Furthermore, taking on the question of whether outlawing the treatments would violate the professional rights of licensed health care workers or the equality rights of transgender youth, the court points to the asserted hot debate in the medical field about appropriate treatment for transgender minors, leaving open the conclusion that the legislature could rationally decide that it would embrace a view that has some support among medical practitioners that gender-affirming care should be limited to counseling until an individual reaches the age of majority.

The court concluded that the plaintiffs had “failed to establish a probable right to relief on any of their three asserted constitutional violations,” wrote Justice Huddle. “We therefore reverse and vacate the trial court’s Temporary Injunction Order.” This is not necessarily the end of the case, since the appeal concerned only the temporary injunction, leaving the trial court to proceed to a determination of the merits of the case. But the Supreme Court’s description of the legal analysis leaves little doubt that if the trial court persists in ruling for the plaintiffs, it will be reversed by the Texas Supreme Court. 

There is no possibility of appealing this ruling to the US Supreme Court. Even though the Texas court extensively cites and treats as persuasive precedents of federal appellate rulings supporting bans on gender-affirming care, the opinion is explicitly based only on the state constitution, shielding it from Supreme Court review.

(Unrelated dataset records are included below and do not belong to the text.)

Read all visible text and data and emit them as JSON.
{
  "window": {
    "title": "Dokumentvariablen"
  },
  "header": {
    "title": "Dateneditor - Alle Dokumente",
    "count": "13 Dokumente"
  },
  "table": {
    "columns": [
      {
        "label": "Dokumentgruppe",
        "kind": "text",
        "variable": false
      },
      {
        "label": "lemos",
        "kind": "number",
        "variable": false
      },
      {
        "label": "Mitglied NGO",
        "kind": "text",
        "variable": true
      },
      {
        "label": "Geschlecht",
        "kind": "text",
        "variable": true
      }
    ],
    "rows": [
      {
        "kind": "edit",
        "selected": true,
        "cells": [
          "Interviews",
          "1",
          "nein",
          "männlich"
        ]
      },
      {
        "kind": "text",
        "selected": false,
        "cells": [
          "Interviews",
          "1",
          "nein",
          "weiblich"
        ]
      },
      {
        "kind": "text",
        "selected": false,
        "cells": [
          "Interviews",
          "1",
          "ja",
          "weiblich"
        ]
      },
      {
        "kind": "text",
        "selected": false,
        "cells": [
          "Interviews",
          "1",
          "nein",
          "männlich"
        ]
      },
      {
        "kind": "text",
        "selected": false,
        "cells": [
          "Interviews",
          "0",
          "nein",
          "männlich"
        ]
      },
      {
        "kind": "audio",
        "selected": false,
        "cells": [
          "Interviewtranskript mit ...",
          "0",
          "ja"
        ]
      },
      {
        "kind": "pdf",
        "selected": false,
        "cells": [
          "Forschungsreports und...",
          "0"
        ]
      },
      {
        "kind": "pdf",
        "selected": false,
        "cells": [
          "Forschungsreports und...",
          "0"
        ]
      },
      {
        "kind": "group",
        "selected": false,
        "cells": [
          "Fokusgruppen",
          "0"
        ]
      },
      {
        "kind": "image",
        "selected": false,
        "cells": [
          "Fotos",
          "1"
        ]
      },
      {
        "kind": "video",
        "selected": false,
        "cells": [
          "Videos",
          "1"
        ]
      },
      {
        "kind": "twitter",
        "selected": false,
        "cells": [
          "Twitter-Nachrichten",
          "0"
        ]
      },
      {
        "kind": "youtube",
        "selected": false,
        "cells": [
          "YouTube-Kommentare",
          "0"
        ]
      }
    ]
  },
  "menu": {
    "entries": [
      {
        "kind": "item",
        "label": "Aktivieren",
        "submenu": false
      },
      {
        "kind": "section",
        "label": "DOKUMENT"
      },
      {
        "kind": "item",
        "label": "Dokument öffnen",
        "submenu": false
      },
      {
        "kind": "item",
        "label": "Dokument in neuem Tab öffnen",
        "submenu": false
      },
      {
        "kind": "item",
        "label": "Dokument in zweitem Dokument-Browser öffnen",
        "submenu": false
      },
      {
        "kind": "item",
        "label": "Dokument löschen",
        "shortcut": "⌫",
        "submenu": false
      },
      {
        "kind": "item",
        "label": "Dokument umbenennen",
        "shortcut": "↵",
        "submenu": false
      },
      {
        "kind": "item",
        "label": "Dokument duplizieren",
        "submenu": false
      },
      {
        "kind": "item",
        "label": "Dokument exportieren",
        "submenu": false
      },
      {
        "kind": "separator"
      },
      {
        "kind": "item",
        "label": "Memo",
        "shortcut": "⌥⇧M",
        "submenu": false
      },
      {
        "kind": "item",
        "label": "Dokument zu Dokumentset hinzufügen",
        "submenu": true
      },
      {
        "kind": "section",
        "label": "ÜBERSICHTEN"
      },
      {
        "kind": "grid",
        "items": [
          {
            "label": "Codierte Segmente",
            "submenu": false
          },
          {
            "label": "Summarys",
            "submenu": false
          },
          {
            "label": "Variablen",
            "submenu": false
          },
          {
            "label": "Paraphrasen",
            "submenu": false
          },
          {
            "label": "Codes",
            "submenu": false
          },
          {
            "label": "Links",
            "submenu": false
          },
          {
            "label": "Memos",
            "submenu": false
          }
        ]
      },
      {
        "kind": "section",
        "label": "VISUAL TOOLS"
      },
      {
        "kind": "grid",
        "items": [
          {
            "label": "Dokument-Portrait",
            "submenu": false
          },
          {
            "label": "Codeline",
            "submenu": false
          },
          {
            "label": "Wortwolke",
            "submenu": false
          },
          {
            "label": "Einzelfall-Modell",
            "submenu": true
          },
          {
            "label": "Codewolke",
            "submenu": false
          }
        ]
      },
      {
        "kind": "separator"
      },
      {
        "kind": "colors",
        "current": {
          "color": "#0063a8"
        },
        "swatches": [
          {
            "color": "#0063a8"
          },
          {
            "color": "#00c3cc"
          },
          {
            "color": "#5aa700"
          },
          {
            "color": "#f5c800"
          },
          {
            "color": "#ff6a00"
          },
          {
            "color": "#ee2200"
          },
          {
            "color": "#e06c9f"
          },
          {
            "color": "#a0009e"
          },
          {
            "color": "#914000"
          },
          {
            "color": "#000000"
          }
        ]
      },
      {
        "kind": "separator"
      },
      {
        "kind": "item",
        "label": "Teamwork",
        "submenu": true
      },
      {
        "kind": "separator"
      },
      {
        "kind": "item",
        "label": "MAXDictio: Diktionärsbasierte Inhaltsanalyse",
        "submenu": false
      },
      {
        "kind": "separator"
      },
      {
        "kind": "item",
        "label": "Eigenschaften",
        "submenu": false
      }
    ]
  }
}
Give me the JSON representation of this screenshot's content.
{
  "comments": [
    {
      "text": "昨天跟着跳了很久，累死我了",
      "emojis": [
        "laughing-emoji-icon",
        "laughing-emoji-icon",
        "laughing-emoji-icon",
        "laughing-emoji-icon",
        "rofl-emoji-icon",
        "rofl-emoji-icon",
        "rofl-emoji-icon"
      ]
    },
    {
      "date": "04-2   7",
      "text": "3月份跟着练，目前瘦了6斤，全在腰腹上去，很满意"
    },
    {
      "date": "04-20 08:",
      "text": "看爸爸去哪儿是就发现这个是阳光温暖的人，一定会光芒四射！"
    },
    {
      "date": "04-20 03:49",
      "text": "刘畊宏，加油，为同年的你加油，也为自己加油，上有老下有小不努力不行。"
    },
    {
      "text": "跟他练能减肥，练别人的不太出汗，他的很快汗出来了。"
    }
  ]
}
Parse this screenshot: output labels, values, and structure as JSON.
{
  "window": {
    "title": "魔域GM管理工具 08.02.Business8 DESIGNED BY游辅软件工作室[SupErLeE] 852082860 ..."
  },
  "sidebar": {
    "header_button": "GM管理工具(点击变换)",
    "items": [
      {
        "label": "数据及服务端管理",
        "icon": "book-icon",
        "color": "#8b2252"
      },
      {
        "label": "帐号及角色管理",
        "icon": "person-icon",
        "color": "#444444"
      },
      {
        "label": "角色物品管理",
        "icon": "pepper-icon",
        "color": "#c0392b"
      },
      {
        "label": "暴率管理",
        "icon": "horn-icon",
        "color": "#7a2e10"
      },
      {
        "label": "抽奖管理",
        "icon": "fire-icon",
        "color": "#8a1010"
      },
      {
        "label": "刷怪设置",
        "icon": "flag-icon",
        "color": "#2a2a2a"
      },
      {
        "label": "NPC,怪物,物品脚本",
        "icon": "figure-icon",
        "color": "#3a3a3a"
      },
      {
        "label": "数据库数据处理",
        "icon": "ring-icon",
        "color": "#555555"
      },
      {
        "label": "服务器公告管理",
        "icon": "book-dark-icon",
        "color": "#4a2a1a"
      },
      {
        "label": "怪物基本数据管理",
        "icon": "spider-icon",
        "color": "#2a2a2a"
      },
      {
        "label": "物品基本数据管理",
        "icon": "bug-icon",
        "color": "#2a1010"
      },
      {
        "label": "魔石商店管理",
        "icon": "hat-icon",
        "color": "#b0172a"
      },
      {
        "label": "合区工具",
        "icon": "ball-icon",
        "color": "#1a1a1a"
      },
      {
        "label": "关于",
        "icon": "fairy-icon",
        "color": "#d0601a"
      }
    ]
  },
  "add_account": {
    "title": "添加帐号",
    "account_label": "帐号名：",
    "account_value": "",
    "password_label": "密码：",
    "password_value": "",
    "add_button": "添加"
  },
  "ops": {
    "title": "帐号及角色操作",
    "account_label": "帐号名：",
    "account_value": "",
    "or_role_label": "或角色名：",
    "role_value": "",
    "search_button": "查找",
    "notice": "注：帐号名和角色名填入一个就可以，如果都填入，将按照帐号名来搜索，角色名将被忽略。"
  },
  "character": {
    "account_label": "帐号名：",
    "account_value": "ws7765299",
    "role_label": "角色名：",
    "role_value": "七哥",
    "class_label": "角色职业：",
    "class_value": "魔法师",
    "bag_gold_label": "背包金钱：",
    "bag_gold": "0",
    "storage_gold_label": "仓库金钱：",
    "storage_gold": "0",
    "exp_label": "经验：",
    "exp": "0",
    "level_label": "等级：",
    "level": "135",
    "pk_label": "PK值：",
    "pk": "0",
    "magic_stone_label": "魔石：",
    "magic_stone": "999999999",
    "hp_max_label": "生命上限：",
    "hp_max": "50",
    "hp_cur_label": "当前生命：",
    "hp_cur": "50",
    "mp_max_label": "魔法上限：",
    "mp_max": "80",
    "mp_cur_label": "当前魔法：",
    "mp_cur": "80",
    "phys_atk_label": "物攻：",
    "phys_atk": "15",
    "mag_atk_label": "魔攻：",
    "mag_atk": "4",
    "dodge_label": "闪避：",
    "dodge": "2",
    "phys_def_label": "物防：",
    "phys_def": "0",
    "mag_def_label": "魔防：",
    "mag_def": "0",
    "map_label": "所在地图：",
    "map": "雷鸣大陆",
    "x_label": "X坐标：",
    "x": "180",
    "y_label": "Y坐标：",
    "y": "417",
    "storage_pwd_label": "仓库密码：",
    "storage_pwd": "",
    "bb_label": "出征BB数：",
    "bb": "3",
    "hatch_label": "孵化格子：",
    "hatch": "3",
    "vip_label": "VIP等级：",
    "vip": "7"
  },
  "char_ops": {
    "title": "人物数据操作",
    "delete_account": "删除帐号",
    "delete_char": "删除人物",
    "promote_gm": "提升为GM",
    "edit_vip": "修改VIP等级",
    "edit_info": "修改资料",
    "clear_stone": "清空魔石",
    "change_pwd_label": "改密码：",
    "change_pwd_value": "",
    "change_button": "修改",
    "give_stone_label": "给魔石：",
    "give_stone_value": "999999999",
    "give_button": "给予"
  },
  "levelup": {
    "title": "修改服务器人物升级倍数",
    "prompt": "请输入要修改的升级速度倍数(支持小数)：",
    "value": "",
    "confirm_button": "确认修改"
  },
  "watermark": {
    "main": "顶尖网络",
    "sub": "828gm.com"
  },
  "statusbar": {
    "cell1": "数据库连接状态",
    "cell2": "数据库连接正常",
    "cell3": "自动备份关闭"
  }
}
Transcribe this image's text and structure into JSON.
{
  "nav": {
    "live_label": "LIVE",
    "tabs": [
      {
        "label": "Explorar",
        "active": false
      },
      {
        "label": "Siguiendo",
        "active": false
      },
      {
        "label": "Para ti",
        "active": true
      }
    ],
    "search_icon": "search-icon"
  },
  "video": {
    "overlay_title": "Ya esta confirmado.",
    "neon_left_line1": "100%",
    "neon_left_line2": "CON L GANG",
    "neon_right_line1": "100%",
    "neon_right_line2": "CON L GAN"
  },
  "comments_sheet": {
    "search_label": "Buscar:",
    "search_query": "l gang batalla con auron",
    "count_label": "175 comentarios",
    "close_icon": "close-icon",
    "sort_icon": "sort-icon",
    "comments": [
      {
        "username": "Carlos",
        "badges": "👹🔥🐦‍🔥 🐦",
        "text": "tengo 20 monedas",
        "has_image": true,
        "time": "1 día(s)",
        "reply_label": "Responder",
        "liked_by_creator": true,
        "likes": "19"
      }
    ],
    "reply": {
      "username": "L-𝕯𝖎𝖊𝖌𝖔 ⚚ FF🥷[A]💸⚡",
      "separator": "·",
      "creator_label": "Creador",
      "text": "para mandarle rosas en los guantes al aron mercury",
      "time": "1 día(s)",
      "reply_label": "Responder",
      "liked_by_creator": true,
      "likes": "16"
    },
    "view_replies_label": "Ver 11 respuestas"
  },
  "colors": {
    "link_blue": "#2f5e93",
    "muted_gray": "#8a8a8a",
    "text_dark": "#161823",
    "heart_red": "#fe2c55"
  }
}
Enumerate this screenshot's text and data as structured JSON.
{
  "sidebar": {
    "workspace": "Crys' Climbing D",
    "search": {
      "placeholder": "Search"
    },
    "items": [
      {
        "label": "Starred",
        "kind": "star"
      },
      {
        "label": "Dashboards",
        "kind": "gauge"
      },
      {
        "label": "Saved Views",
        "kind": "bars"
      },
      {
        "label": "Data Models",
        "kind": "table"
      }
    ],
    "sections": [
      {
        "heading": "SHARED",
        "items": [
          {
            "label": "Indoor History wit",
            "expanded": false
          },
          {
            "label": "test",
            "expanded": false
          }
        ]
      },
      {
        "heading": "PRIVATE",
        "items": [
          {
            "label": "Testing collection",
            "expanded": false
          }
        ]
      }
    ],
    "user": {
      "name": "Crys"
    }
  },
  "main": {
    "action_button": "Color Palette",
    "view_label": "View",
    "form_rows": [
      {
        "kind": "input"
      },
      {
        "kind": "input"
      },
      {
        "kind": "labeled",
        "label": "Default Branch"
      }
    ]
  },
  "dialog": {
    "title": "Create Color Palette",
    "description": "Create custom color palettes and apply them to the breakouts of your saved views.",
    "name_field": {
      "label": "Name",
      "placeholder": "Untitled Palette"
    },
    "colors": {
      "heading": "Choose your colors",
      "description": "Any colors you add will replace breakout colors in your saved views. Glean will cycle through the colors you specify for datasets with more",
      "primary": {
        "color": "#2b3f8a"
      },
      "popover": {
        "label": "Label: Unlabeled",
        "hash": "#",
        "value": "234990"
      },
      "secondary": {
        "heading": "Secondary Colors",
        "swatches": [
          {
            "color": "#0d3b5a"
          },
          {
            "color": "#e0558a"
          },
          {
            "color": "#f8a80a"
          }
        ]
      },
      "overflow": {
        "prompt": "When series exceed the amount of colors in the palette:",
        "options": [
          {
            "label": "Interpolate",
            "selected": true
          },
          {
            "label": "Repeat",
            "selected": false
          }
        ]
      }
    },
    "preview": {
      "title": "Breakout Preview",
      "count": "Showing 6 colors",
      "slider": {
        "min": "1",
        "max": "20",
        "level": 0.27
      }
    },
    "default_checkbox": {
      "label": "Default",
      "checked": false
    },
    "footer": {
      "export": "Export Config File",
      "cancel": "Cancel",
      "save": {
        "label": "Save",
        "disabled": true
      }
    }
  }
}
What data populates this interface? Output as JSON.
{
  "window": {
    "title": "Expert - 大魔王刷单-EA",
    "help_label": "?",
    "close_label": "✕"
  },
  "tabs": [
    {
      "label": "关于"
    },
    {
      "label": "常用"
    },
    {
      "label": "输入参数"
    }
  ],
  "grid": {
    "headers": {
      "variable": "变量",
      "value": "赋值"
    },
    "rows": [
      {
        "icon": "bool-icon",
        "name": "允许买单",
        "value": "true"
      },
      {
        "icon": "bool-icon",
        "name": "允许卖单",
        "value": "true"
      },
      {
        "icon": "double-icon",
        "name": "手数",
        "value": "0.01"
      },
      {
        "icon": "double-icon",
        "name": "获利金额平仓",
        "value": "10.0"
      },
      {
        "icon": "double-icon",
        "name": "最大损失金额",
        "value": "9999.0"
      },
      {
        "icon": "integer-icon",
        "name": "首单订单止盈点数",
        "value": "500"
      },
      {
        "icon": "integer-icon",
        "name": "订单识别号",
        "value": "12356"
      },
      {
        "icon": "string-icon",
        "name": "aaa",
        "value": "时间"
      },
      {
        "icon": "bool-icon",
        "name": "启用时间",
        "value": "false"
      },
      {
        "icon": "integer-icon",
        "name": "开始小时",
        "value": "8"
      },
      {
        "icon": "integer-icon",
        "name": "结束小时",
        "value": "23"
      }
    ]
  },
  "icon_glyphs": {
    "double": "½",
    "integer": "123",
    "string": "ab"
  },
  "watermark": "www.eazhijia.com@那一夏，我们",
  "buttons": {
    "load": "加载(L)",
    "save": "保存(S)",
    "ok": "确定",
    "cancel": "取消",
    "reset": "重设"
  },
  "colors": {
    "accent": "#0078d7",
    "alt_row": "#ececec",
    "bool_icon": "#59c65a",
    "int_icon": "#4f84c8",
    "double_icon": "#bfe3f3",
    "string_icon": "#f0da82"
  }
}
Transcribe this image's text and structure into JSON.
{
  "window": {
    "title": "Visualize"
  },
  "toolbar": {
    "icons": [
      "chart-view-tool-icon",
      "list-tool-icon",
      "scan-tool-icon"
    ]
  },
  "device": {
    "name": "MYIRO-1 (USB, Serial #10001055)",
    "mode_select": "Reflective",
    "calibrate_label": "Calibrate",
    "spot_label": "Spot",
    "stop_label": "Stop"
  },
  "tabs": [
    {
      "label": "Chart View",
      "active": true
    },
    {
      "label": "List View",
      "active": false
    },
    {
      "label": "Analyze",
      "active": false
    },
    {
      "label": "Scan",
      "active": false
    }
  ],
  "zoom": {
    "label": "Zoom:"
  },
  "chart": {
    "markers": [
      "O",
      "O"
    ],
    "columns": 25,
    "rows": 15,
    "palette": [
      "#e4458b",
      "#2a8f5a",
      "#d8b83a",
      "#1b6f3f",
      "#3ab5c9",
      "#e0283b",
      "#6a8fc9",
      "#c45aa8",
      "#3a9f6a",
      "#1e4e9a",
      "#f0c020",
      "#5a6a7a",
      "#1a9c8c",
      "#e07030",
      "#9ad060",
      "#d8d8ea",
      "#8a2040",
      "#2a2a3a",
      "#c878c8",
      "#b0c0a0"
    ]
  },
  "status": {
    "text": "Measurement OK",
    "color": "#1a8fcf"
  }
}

The issue is not evading Supreme Court review anyway, however, since that court recently granted review of the Sixth Circuit Skrmetti ruling, which upheld bans on gender-affirming care for minors enacted in Tennessee and Kentucky. 

There is a dissent from the Texas ruling. Justice Debra H. Lehrmann’s opening paragraph says it all.

“At its core, this case presents a foundational issue: whether the state can usurp parental authority to follow a physician’s advice regarding their own children’s medical needs,” Lehrmann wrote. “The parents at issue are thoughtful, conscientious caretakers who are doing the best they can to deal with serious health conditions with which their children have been diagnosed. They certainly are not mistreating their children. To the contrary, they are facing this challenge with extraordinary courage, fortitude, and perseverance. The state’s category statutory prohibition prevents these parents, and many others, from developing individualized treatment plans for their children in consultation with their physicians, even the children for whom treatment could be lifesaving.  The law is not only cruel — it is unconstitutional.” 

Judge Lehrmann charges that the court is defying its own precedents.

“Although this court has enshrined a robust conceptualization of parent autonomy for many years, in the blink of an eye, the court tosses that precedent aside today. Contrary to the court’s holding, the Due Course Clause protects parents’ rights to make medical decisions for their children and, because S.B. 14 directly infringes upon that decision-making authority, it must withstand strict scrutiny.”

Judge Lehrmann’s dissent is lengthier than the other opinions and sounds the alarm that the court’s opinion “puts all parental decisions at risk of being overruled by the government.” But hers is a lonely voice.

The plaintiffs are represented by a large litigation team representing several organizations: Lori B. Leskin, Kennon L. Wooten, Elizabeth Gill, Paul Castillo, Shawn Thomas Meerkamper, Sasha J. Buchert, Adriana Pinon, Brian Klosterboer, Karen L. Loewy, Harper Seldin, Milo Inglehart, Allissa Aileen Pollard, Chloe Kempf, Dale Melchert,  Lynly Egyes, Lauren Ditty, and Omar Gonzalez-Pagan.